A/N: Random. Probably OOC. I wrote it for the sake of freeing up the scene in my head. No slash intended.
Knowing
He was dying on the third Tuesday of his descent – and Wilson knew it. The younger man slid into his room as he had everyday since House had been admitted, wearing House's jeans and House's t-shirt. He had known waking up that morning that this was the day; he had felt it like an anchor chained to his heart, confining him to House's couch. Even when alone, he remained faithful to his unspoken place.
He came with an unlabeled CD and a bottle of lavender oil. What light filtered through the blinds was gray, but he didn't touch the switches. House lay unmoving, except for the rise and fall of his chest, and he didn't open his eyes. Wilson popped the CD into the stereo he had bought specifically for this room, and the music began to flow, drowning out the machines. Wilson peered at House, trembling; he didn't know if he could handle this.
He picked up the bottle of oil again, made his way around the bed, and inhaled. The cane hadn't been used in days, and thinking of it now, he realized he had no idea what he was going to do with it after this was finally over. He eased himself onto the bed, unscrewed the cap, and held the bottle under House's nose. Lavender was soothing. Wilson remembered massaging it into House's leg soon after the infarction, always waiting until his friend fell into a drug-heavy sleep.
His eyes stung at the scent now, but House seemed to breathe easier. Wilson held it there and held it there, face streaming at last, muscles asking for collapse but receiving no permission. He couldn't do this. He couldn't endure. He shuddered, wanted to sob, unable to hear himself cry while the music worked its magic in House's brain.
Wilson set the bottle aside, looking at House's face relentlessly, as if they were about to bury him in the next instant. He lay his head down on that shoulder he had sometimes felt wasn't available to him, and he abandoned inhibition now, outstretching his arm like a wing across House's chest. His hand grasped the other shoulder, pulling their two bodies together as close as they had ever been or would ever be. He wept, knowing, knowing as only he could know that this was it.
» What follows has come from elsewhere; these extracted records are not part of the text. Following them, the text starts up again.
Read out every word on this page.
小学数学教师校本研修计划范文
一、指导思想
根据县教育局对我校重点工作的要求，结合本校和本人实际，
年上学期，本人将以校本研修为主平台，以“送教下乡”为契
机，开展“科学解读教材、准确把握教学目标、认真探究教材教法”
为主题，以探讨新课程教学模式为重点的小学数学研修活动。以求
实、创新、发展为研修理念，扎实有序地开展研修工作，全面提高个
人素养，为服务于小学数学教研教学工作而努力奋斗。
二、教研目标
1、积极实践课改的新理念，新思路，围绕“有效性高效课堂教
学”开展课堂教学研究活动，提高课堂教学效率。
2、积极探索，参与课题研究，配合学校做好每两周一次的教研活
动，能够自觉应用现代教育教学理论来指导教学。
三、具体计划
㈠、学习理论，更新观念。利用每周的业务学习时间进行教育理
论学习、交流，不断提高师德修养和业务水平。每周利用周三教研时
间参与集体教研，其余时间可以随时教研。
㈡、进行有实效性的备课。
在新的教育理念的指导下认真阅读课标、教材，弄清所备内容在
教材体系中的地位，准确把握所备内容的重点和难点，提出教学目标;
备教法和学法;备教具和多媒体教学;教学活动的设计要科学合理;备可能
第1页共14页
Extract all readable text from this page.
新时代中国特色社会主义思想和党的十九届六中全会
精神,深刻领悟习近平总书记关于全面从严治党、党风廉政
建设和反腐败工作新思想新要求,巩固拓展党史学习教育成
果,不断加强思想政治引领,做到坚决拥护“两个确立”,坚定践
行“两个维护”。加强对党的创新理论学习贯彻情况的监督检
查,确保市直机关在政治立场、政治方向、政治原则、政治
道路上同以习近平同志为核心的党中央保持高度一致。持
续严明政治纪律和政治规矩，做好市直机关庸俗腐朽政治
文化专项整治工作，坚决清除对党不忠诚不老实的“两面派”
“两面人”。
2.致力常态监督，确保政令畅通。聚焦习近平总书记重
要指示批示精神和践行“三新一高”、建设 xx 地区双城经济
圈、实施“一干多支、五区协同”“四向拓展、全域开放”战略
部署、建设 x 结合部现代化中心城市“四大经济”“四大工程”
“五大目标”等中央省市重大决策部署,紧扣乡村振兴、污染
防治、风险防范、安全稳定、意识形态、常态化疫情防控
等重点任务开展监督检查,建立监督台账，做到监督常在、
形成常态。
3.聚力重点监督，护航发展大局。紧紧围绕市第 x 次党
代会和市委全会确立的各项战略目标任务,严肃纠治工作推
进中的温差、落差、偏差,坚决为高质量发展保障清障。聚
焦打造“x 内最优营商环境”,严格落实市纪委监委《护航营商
"I can't do this," he whispered, not knowing where his voice had sprung from. "Not without you."
House offered no motion or word of comfort, and Wilson felt as if he were suddenly the only man alive with him. He felt as if he were being deserted by the only other person in the world.
"Tell me," he said. "I have to know. Did you ever care about me?"
The music receded for a moment, letting the heart monitor sing through, before washing back up and over it again.
"I have to know."
His tears were slowly drowning him, destroying those eyes and sinking into House. He didn't speak again for several minutes, sensing the changes in his best friend's vitals without having to look at the monitors. He knew they were getting closer, minute by minute.
"House," he choked. "Please – I have to know."
Rain began to hit the windows, the gray half-dark sweeping through the room completely. Wilson was dying; he had to be. He could feel himself losing it all, his soul crumpling in on itself, and he realized that for all the loss and failure in his life, he had never known heart break until now.
He sobbed into House, the tears coming harder and harder, his hand holding on to what was there, though what he needed was untouchable. His eyes gleamed with an agony so profound, it left his body shaking.
"I love you," he whispered.
And he knew. He had always known – those words were his permission to Gregory House. He lay there for God only knows how long, the machines silenced by his burned CD, and he never received an answer.